A desk was pushed against one wall with a comfortable chair in front of it. Behind, there was a tangle of leads that made it clear that it was used as a computer desk. The printer was there but the computer, probably a laptop, was missing as expected.

He sat in the chair and reached out over the desk, imagining Euan doing the same. He ghost-typed, trying to get a feel for where Euan would have looked in the room, for where he would have put things. It was a mistake. All it did was let him feel the absence of his ex-friend, hear him talking and laughing. All it did was ramp up the guilt that he was already suffering.

He shook it off, trying to concentrate on what he’d come for. Information in whatever form he could get it but, above all, the one thing he knew would be able to help him. Euan’s camera.

There hadn’t been one in Euan’s backpack in the Molendinar but there was no doubt he’d have taken one with him. No chance he’d have made an explore like that without a lens. It stood to reason that whoever killed him took that camera, probably for his own protection. Maybe in case he showed up on it.

But if Winter knew Euan owned more than one and would have used a different camera depending on the shoot and his mood. So where was it? Had the cops taken it? Cordiner Street was a decent address but Euan was the cautious type, borderline paranoid even. Not with his own safety, far from it, but with his cameras, definitely. He’d have made sure they were secure, just in case. After all, anyone could break in.

There were no drawers in the desk but then that would have been too easy. Look. See what he would have seen. Think like him. Jesus, this was difficult. He could feel Euan all around him and it wasn’t helping him think straight.

He went through the cupboard that formed the bottom of an inset near the window with more hope than expectation. As expected, there were no cameras to be seen. He looked behind and below the worn leather sofa and found nothing. He moved the clothes on the floor and the magazines, he went back to the sofa and lifted the cushions, looked behind the curtains. Nothing.

There were no cameras under the only bed in the only bedroom, nor in the wardrobe or chest of drawers, nothing in the bathroom. The walk-in cupboard in the hall held a couple of bags and a suitcase plus more magazines. No cameras. Euan clearly hadn’t lived here for long and hadn’t had the time to accumulate much in the way of belongings. What there was had been easy to look through.

He went back to the living room, stung by the very definite sense that he’d missed something. He sat at the desk again and looked, channelling his friend as best he could. The magazines, the DVDs, the lack of much actual stuff.
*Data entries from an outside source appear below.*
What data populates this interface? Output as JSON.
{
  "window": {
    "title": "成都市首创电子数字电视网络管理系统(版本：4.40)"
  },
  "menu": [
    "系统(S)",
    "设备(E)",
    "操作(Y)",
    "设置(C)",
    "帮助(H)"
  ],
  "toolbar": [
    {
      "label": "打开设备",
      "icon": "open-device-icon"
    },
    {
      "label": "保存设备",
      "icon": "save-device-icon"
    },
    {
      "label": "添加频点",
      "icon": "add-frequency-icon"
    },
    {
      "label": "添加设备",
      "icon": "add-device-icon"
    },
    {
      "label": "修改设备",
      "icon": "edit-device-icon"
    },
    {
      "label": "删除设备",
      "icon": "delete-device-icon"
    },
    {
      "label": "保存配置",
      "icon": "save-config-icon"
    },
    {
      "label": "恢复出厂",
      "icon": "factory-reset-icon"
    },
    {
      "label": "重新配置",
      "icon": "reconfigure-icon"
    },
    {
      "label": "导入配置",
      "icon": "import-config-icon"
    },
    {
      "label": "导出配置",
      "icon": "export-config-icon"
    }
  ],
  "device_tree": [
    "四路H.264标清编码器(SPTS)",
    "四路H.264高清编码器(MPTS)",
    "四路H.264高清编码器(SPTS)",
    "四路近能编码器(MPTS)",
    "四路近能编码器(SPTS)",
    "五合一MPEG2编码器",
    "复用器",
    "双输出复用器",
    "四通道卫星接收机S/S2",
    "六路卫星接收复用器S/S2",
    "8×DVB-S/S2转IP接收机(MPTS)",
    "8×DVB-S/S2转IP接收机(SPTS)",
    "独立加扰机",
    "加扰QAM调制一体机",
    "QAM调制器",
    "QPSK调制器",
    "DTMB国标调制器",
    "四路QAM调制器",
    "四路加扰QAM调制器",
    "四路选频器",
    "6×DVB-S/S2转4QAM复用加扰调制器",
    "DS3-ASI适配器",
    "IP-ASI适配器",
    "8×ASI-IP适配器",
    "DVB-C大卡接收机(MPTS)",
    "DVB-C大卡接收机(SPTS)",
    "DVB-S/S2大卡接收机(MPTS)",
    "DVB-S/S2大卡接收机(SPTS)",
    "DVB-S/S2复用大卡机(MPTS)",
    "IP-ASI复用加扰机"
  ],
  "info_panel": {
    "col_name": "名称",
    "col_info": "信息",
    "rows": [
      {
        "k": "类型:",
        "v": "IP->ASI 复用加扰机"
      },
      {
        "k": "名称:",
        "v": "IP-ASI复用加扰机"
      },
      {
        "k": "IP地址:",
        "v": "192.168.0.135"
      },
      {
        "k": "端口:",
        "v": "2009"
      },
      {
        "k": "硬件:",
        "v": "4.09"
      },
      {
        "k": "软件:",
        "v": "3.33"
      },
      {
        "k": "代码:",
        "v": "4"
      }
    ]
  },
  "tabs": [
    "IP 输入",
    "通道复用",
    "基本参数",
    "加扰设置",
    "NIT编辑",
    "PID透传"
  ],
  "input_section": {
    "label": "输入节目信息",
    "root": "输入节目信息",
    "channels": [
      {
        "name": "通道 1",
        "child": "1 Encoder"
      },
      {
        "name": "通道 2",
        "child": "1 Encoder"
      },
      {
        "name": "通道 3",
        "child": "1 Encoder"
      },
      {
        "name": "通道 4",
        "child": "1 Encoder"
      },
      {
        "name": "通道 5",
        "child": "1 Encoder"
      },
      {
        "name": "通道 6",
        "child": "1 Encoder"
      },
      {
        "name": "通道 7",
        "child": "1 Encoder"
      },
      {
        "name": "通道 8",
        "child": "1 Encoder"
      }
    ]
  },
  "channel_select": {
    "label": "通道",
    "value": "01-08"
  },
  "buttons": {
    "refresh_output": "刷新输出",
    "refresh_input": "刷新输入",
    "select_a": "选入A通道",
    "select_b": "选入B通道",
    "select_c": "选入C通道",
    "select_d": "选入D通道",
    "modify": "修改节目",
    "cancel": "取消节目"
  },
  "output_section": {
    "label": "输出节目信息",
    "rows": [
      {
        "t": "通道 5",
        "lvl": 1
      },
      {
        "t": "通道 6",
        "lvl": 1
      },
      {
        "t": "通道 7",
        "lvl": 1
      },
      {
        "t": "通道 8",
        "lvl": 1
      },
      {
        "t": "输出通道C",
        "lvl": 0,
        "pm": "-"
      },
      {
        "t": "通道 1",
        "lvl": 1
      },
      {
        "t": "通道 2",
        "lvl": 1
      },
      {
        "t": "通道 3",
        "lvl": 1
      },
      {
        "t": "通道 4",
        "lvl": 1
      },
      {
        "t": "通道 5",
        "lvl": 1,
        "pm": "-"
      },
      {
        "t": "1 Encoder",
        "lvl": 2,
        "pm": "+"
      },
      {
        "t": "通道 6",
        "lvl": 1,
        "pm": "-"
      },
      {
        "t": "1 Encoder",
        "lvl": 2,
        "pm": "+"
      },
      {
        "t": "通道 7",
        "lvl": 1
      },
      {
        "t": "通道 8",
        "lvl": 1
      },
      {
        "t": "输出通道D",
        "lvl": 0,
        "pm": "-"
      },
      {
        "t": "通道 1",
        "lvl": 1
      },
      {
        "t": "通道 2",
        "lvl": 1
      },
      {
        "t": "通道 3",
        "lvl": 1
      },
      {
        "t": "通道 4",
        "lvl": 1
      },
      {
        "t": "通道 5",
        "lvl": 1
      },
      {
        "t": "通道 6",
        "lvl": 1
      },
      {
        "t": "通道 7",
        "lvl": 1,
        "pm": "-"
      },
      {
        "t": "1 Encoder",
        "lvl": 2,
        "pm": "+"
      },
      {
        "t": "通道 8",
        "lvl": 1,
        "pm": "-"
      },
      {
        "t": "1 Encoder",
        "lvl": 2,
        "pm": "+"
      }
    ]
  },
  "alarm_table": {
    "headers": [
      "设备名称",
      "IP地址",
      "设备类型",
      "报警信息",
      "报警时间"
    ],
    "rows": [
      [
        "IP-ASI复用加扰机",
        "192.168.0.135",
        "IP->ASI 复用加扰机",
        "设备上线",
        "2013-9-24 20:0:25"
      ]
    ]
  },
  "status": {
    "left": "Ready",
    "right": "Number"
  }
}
It was all so him.

The desk and the rest of the furniture looked old, maybe second-hand. The wooden mantelpiece over the fire looked original, maybe stripped back and re-varnished by someone who had the sense to see what it was. The fire had Victorian insets and a grate but there was no way it would be working: city by-laws prevented it. It was for show only.
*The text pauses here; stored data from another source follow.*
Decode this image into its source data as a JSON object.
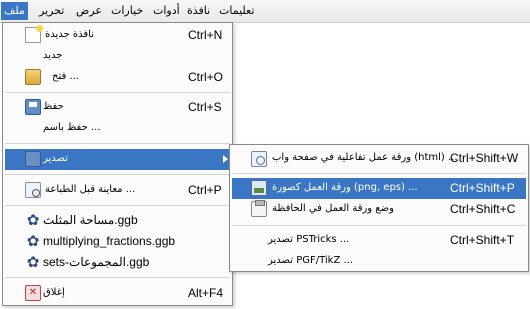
{
  "menubar": {
    "items": [
      "ملف",
      "تحرير",
      "عرض",
      "خيارات",
      "أدوات",
      "نافذة",
      "تعليمات"
    ],
    "active_index": 0
  },
  "file_menu": {
    "items": [
      {
        "label": "نافذة جديدة",
        "shortcut": "Ctrl+N",
        "icon": "new-window-icon"
      },
      {
        "label": "جديد",
        "shortcut": "",
        "icon": ""
      },
      {
        "label": "فتح ...",
        "shortcut": "Ctrl+O",
        "icon": "open-folder-icon"
      },
      {
        "label": "حفظ",
        "shortcut": "Ctrl+S",
        "icon": "save-icon"
      },
      {
        "label": "حفظ باسم ...",
        "shortcut": "",
        "icon": ""
      },
      {
        "label": "تصدير",
        "shortcut": "",
        "icon": "export-icon"
      },
      {
        "label": "معاينة قبل الطباعة ...",
        "shortcut": "Ctrl+P",
        "icon": "print-preview-icon"
      },
      {
        "label": "مساحة المثلث.ggb",
        "shortcut": "",
        "icon": "geogebra-file-icon"
      },
      {
        "label": "multiplying_fractions.ggb",
        "shortcut": "",
        "icon": "geogebra-file-icon"
      },
      {
        "label": "sets-المجموعات.ggb",
        "shortcut": "",
        "icon": "geogebra-file-icon"
      },
      {
        "label": "إغلاق",
        "shortcut": "Alt+F4",
        "icon": "close-icon"
      }
    ]
  },
  "export_menu": {
    "items": [
      {
        "label": "ورقة عمل تفاعلية في صفحة واب (html) ...",
        "shortcut": "Ctrl+Shift+W",
        "icon": "web-page-icon"
      },
      {
        "label": "ورقة العمل كصورة (png, eps) ...",
        "shortcut": "Ctrl+Shift+P",
        "icon": "image-icon"
      },
      {
        "label": "وضع ورقة العمل في الحافظة",
        "shortcut": "Ctrl+Shift+C",
        "icon": "clipboard-icon"
      },
      {
        "label": "تصدير PSTricks ...",
        "shortcut": "Ctrl+Shift+T",
        "icon": ""
      },
      {
        "label": "تصدير PGF/TikZ ...",
        "shortcut": "",
        "icon": ""
      }
    ]
  },
  "colors": {
    "highlight": "#3b76c5",
    "menu_background": "#fbfbfb"
  }
}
A bell rang somewhere in his past, memories of a conversation in the darkness of a near-ruin on the edge of the Gorbals. He and Euan had crept inside the old Linen Bank building in the wee small hours. It was a dense maze of rubble and dust, cobwebbed spookiness and creaking floorboards. They explored every nook and cranny they could and Winter remembered Hepburn thrusting his hand up each room’s chimney. He’d asked what the hell his pal was doing and was told that if he’d been working in the building then that’s where he’d have hidden cash or bonds or whatever before they finally closed it down. Winter had laughed at him but now he wasn’t so sure.